L’assassinat de la grosse Florette assortie des tortures innommables qu’elle a eu à subir.
L’égorgement de Sabrina, sa serveuse et amante, la petite Kabyle jolie comme un cœur, née dans l’ombre des usines Peugeot de Sochaux pour mourir vingt cinq années plus tard à Saint-Mesmin-sur-Loue, victime collatérale.

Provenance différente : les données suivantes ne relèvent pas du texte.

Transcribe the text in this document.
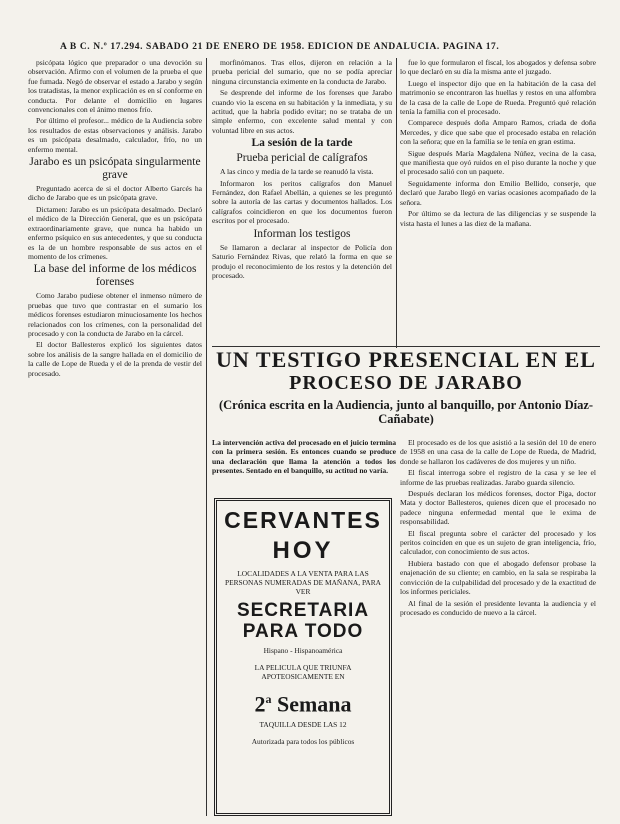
A B C. N.º 17.294. SABADO 21 DE ENERO DE 1958. EDICION DE ANDALUCIA. PAGINA 17.

psicópata lógico que preparador o una devoción su observación. Afirmo con el volumen de la prueba el que fue fumada. Negó de observar el estado a Jarabo y según los tratadistas, la menor explicación es en sí conforme en conducta. Por delante el domicilio en lugares convencionales con el ánimo menos frío.

Por último el profesor... médico de la Audiencia sobre los resultados de estas observaciones y análisis. Jarabo es un psicópata desalmado, calculador, frío, no un enfermo mental.

Jarabo es un psicópata singularmente grave

Preguntado acerca de si el doctor Alberto Garcés ha dicho de Jarabo que es un psicópata grave.

Dictamen: Jarabo es un psicópata desalmado. Declaró el médico de la Dirección General, que es un psicópata extraordinariamente grave, que nunca ha habido un enfermo psíquico en sus antecedentes, y que su conducta es la de un hombre responsable de sus actos en el momento de los crímenes.

La base del informe de los médicos forenses

Como Jarabo pudiese obtener el inmenso número de pruebas que tuvo que contrastar en el sumario los médicos forenses estudiaron minuciosamente los hechos relacionados con los crímenes, con la personalidad del procesado y con la conducta de Jarabo en la cárcel.

El doctor Ballesteros explicó los siguientes datos sobre los análisis de la sangre hallada en el domicilio de la calle de Lope de Rueda y el de la prenda de vestir del procesado.

morfinómanos. Tras ellos, dijeron en relación a la prueba pericial del sumario, que no se podía apreciar ninguna circunstancia eximente en la conducta de Jarabo.

Se desprende del informe de los forenses que Jarabo cuando vio la escena en su habitación y la inmediata, y su actitud, que la habría podido evitar; no se trataba de un simple enfermo, con excelente salud mental y con voluntad libre en sus actos.

La sesión de la tarde

Prueba pericial de calígrafos

A las cinco y media de la tarde se reanudó la vista.

Informaron los peritos calígrafos don Manuel Fernández, don Rafael Abellán, a quienes se les preguntó sobre la autoría de las cartas y documentos hallados. Los calígrafos coincidieron en que los documentos fueron escritos por el procesado.

Informan los testigos

Se llamaron a declarar al inspector de Policía don Saturio Fernández Rivas, que relató la forma en que se produjo el reconocimiento de los restos y la detención del procesado.

fue lo que formularon el fiscal, los abogados y defensa sobre lo que declaró en su día la misma ante el juzgado.

Luego el inspector dijo que en la habitación de la casa del matrimonio se encontraron las huellas y restos en una alfombra de la casa de la calle de Lope de Rueda. Preguntó qué relación tenía la familia con el procesado.

Comparece después doña Amparo Ramos, criada de doña Mercedes, y dice que sabe que el procesado estaba en relación con la señora; que en la familia se le tenía en gran estima.

Sigue después María Magdalena Núñez, vecina de la casa, que manifiesta que oyó ruidos en el piso durante la noche y que el procesado salió con un paquete.

Seguidamente informa don Emilio Bellido, conserje, que declaró que Jarabo llegó en varias ocasiones acompañado de la señora.

Por último se da lectura de las diligencias y se suspende la vista hasta el lunes a las diez de la mañana.

UN TESTIGO PRESENCIAL EN EL
PROCESO DE JARABO
(Crónica escrita en la Audiencia, junto al banquillo, por Antonio Díaz-Cañabate)
La intervención activa del procesado en el juicio termina con la primera sesión. Es entonces cuando se produce una declaración que llama la atención a todos los presentes. Sentado en el banquillo, su actitud no varía.

El procesado es de los que asistió a la sesión del 10 de enero de 1958 en una casa de la calle de Lope de Rueda, de Madrid, donde se hallaron los cadáveres de dos mujeres y un niño.

El fiscal interroga sobre el registro de la casa y se lee el informe de las pruebas realizadas. Jarabo guarda silencio.

Después declaran los médicos forenses, doctor Piga, doctor Mata y doctor Ballesteros, quienes dicen que el procesado no padece ninguna enfermedad mental que le exima de responsabilidad.

El fiscal pregunta sobre el carácter del procesado y los peritos coinciden en que es un sujeto de gran inteligencia, frío, calculador, con conocimiento de sus actos.

Hubiera bastado con que el abogado defensor probase la enajenación de su cliente; en cambio, en la sala se respiraba la convicción de la culpabilidad del procesado y de la exactitud de los informes periciales.

Al final de la sesión el presidente levanta la audiencia y el procesado es conducido de nuevo a la cárcel.

CERVANTES
HOY
LOCALIDADES A LA VENTA PARA LAS PERSONAS NUMERADAS DE MAÑANA, PARA VER
SECRETARIA
PARA TODO
Hispano - Hispanoamérica
LA PELICULA QUE TRIUNFA APOTEOSICAMENTE EN
2$^a$ Semana
TAQUILLA DESDE LAS 12
Autorizada para todos los públicos
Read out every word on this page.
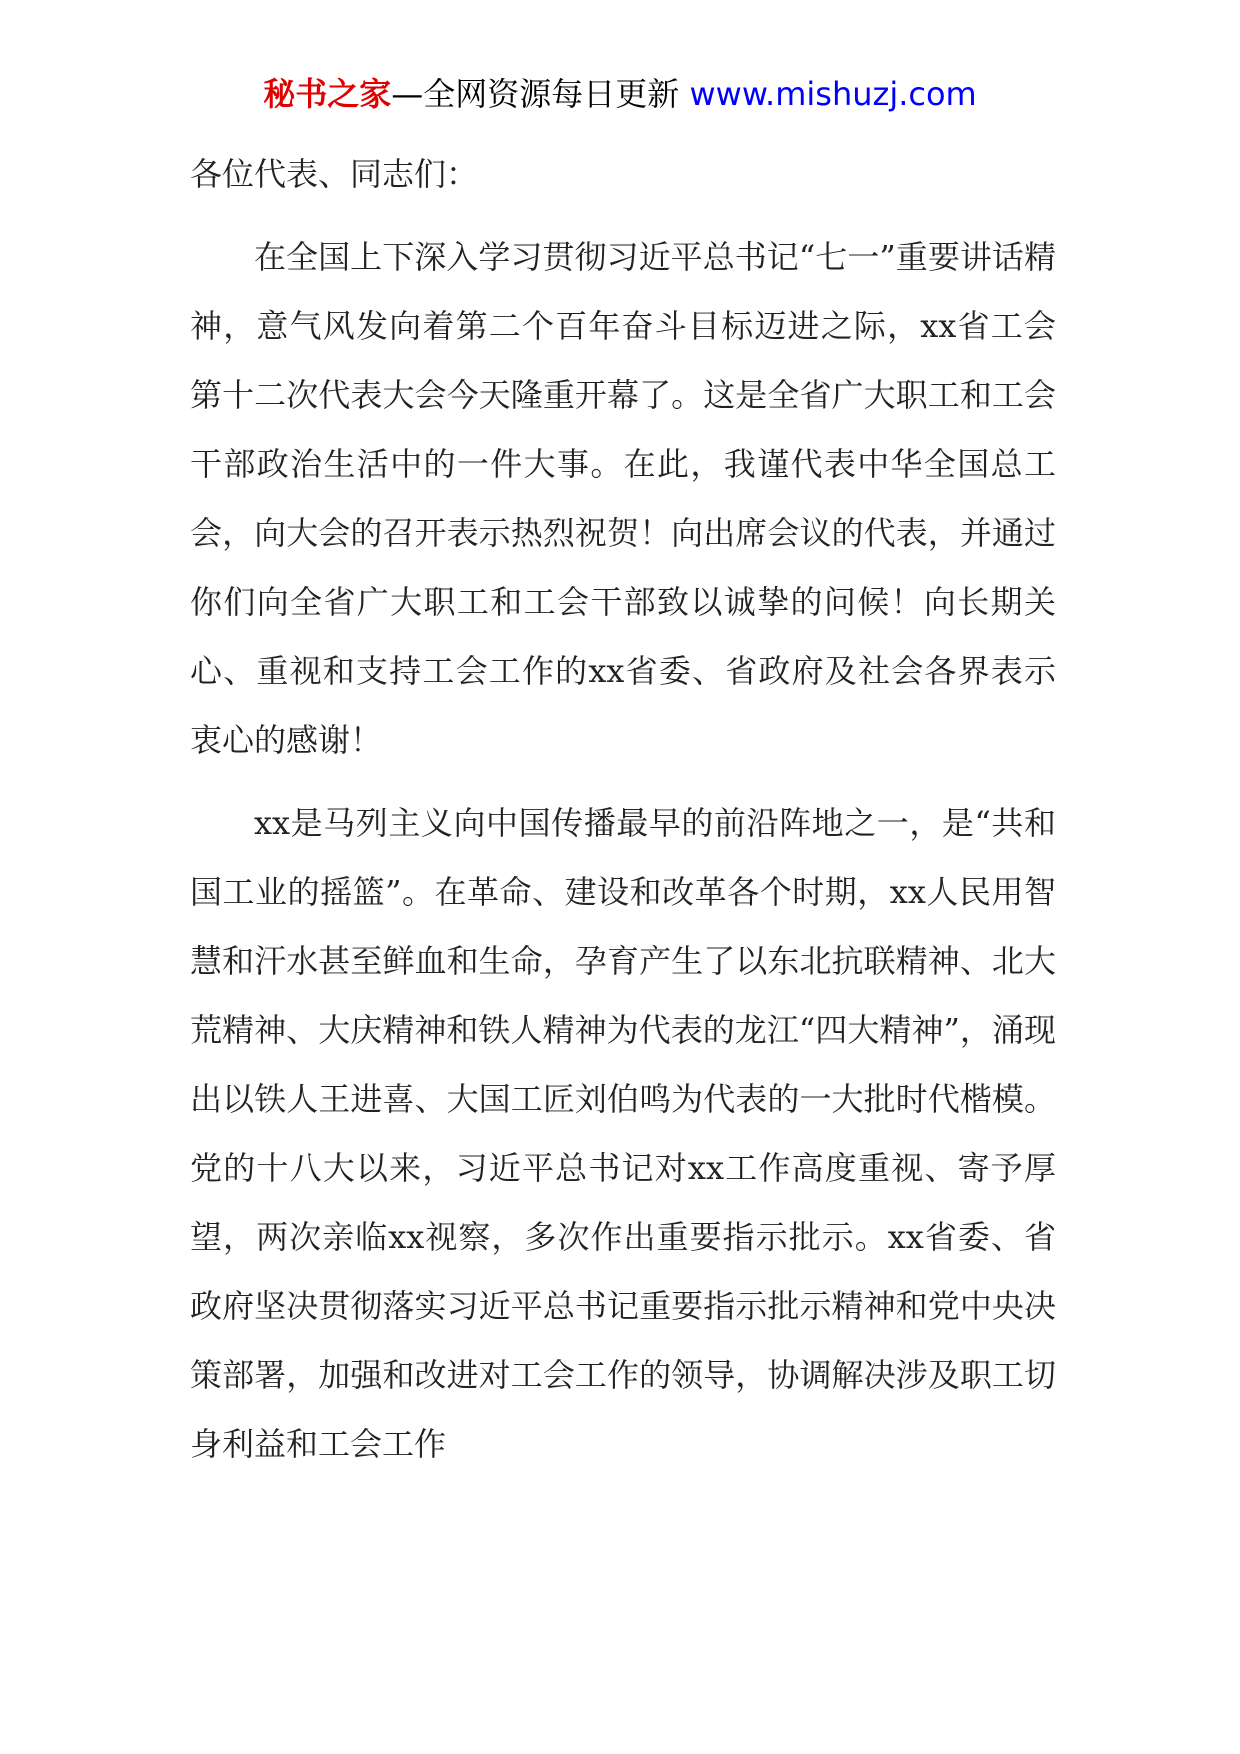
秘书之家—全网资源每日更新 www.mishuzj.com

各位代表、同志们：

在全国上下深入学习贯彻习近平总书记“七一”重要讲话精神，意气风发向着第二个百年奋斗目标迈进之际，xx省工会第十二次代表大会今天隆重开幕了。这是全省广大职工和工会干部政治生活中的一件大事。在此，我谨代表中华全国总工会，向大会的召开表示热烈祝贺！向出席会议的代表，并通过你们向全省广大职工和工会干部致以诚挚的问候！向长期关心、重视和支持工会工作的xx省委、省政府及社会各界表示衷心的感谢！

xx是马列主义向中国传播最早的前沿阵地之一，是“共和国工业的摇篮”。在革命、建设和改革各个时期，xx人民用智慧和汗水甚至鲜血和生命，孕育产生了以东北抗联精神、北大荒精神、大庆精神和铁人精神为代表的龙江“四大精神”，涌现出以铁人王进喜、大国工匠刘伯鸣为代表的一大批时代楷模。党的十八大以来，习近平总书记对xx工作高度重视、寄予厚望，两次亲临xx视察，多次作出重要指示批示。xx省委、省政府坚决贯彻落实习近平总书记重要指示批示精神和党中央决策部署，加强和改进对工会工作的领导，协调解决涉及职工切身利益和工会工作
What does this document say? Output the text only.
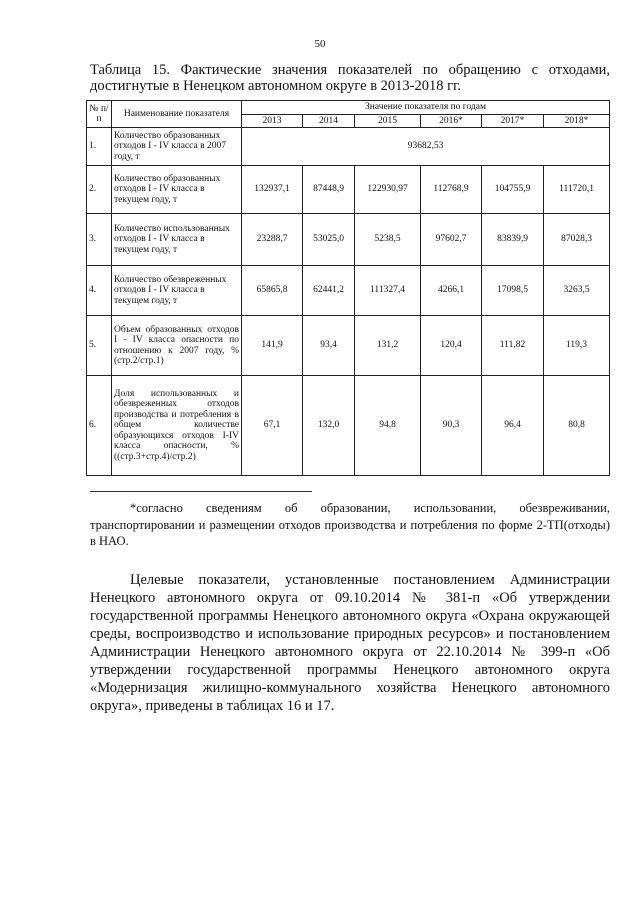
50
Таблица 15. Фактические значения показателей по обращению с отходами, достигнутые в Ненецком автономном округе в 2013-2018 гг.
№ п/п	Наименование показателя	Значение показателя по годам					
		2013	2014	2015	2016*	2017*	2018*
1.	Количество образованных отходов I - IV класса в 2007 году, т	93682,53					
2.	Количество образованных отходов I - IV класса в текущем году, т	132937,1	87448,9	122930,97	112768,9	104755,9	111720,1
3.	Количество использованных отходов I - IV класса в текущем году, т	23288,7	53025,0	5238,5	97602,7	83839,9	87028,3
4.	Количество обезвреженных отходов I - IV класса в текущем году, т	65865,8	62441,2	111327,4	4266,1	17098,5	3263,5
5.	Объем образованных отходов I - IV класса опасности по отношению к 2007 году, % (стр.2/стр.1)	141,9	93,4	131,2	120,4	111,82	119,3
6.	Доля использованных и обезвреженных отходов производства и потребления в общем количестве образующихся отходов I-IV класса опасности, % ((стр.3+стр.4)/стр.2)	67,1	132,0	94,8	90,3	96,4	80,8
*согласно сведениям об образовании, использовании, обезвреживании,
транспортировании и размещении отходов производства и потребления по форме 2-ТП(отходы) в НАО.
Целевые показатели, установленные постановлением Администрации Ненецкого автономного округа от 09.10.2014 № 381-п «Об утверждении государственной программы Ненецкого автономного округа «Охрана окружающей среды, воспроизводство и использование природных ресурсов» и постановлением Администрации Ненецкого автономного округа от 22.10.2014 № 399-п «Об утверждении государственной программы Ненецкого автономного округа «Модернизация жилищно-коммунального хозяйства Ненецкого автономного округа», приведены в таблицах 16 и 17.
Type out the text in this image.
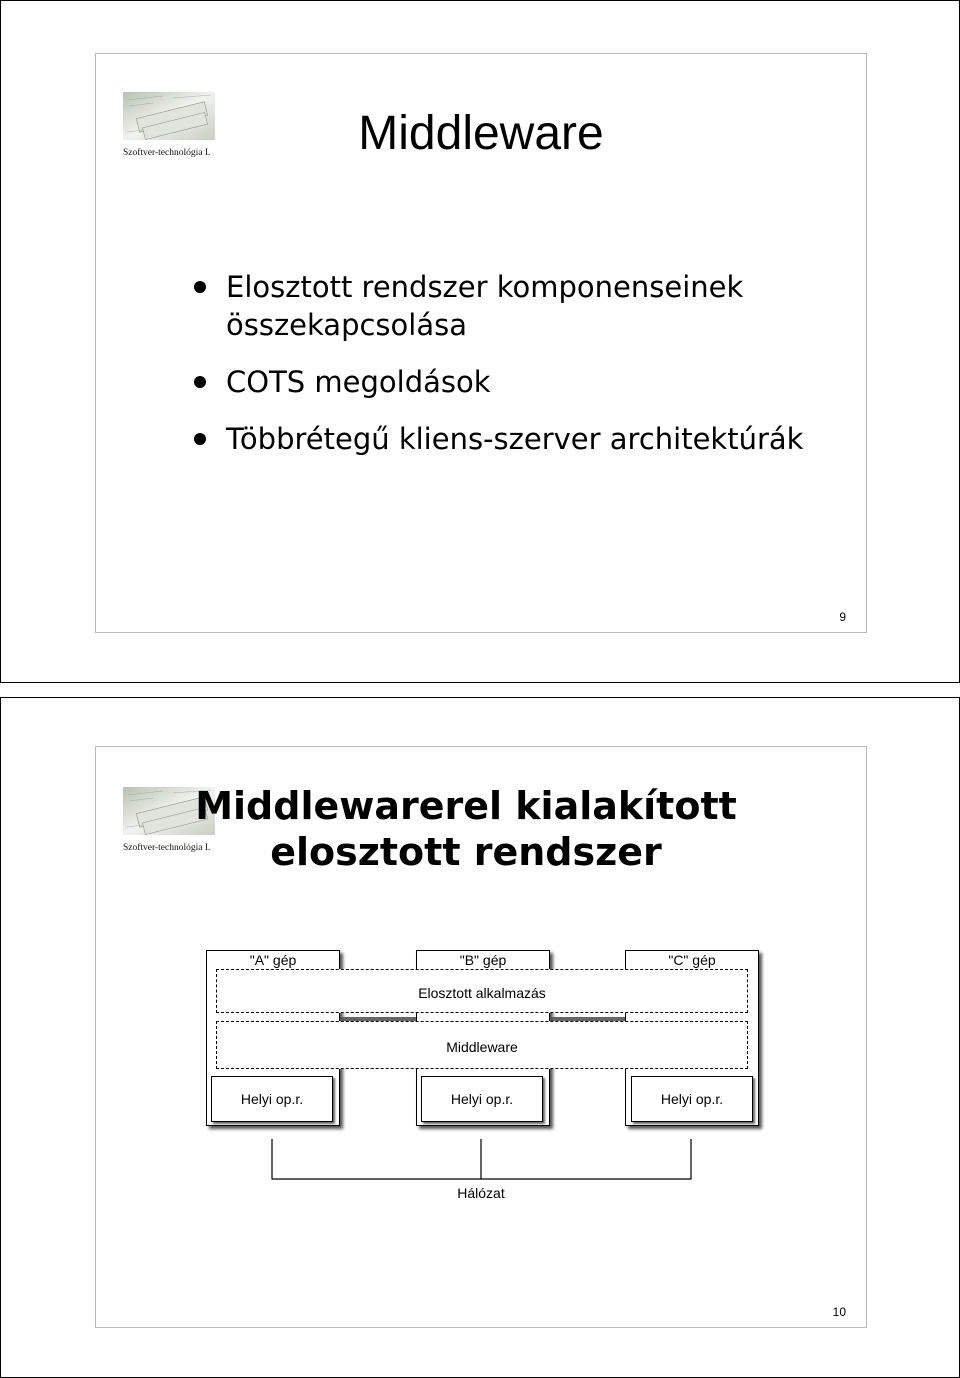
Szoftver-technológia I.	Middleware
Elosztott rendszer komponenseinek összekapcsolása
COTS megoldások
Többrétegű kliens-szerver architektúrák
9
Szoftver-technológia I.
Middlewarerel kialakított
elosztott rendszer
"A" gép	"B" gép	"C" gép
Elosztott alkalmazás
Middleware
Helyi op.r.	Helyi op.r.	Helyi op.r.
Hálózat
10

C’est comme si j’y avais été.
Grâce à mes imaginations, telles que je les ai déjà mentionnées, auxquelles s’ajoutent les détails qu’une poignée d’heures plus tard, pendant notre Grande Conversation Sérieuse sur la Vérité des Choses, elle m’a confiés.
Elle.
Luna, je veux dire, bien sûr.
Luna ma si jolie folle, Luna aux yeux emplis de rires et d’absence, Luna à la tignasse libre de rouille et d’ébène, Luna au désordre de tatouages, Luna aux seins ronds comme toute l’opulence du monde, Luna à la bouche de poupée de brocante, et ajoutez à ça toute cette surface de douceur de peau dont elle a consenti pendant un moment, un court moment, un trop court moment, à caresser et envelopper et langer mon vieux cuir.
Luna…
Mon amour, Luna, et voilà que je me répète encore, alors que je n’ai pas le temps, je n’ai plus le temps, je n’ai plus le temps !
Voyons…
Le 2 janvier, il s’est mis à neiger à gros et lents flocons qui ont eu vite fait de tapisser la campagne de blanc, étendant aux alentours une espèce de silence ouaté, suspendu et un rien inquiet, comme si la nature toute entière redoutait de ne plus jamais sortir de son ensevelissement.
Le 4 janvier, Luna a appris que Marie-Agathe était repartie du village.
Dans la nuit du 5, elle a assassiné Florette.
Elle a attendu que je m’endorme, assommé par une poignée de pilules. Quand elle a été bien certaine que j’étais plongé dans un de mes sommeils de bitume, elle est allée au village, traversant la campagne blanche, son déguisement de croquemitaine de bande dessinée sous le bras.
Près de la fontaine, sur la petite placette voisine de La Grenouille Gourmande, sous le réverbère à lumière blanche qui se trouve là, occupé à semer sur la neige des poussières d’argent, elle a revêtu son attirail.
Imperméable de plastique.
Bottes.
Gants.
Cagoule.
Elle s’est glissée dans le restaurant par la porte arrière de la cuisine – celle que Florette ne fermait qu’en dernier, juste avant de monter dans son appartement à l’étage.
Je la vois.
Comme si j’y étais.
Comme si c’était moi, là, vêtu de plastique à l’aspect gluant, les yeux fous, la bouche tordue par une rage inhumaine, le sang charriant comme un fleuve ses limons des envies de vengeance, de torture, de douleur et de sang.
Je te vois, Luna.
J’y suis.
Tu as refermé la porte.
Par le carreau dépoli de celle-ci, la lumière du réverbère éclaire une sorte de vestibule où se trouvent les deux machines à laver la vaisselle et, sur des étagères, des piles d’assiettes, des nécessaires à fondue et des dizaines de ces petits réchauds creux sur lesquels on sert les cuisses de grenouilles à l’ail, une bougie allumée sous le cul du plat pour les empêcher de refroidir.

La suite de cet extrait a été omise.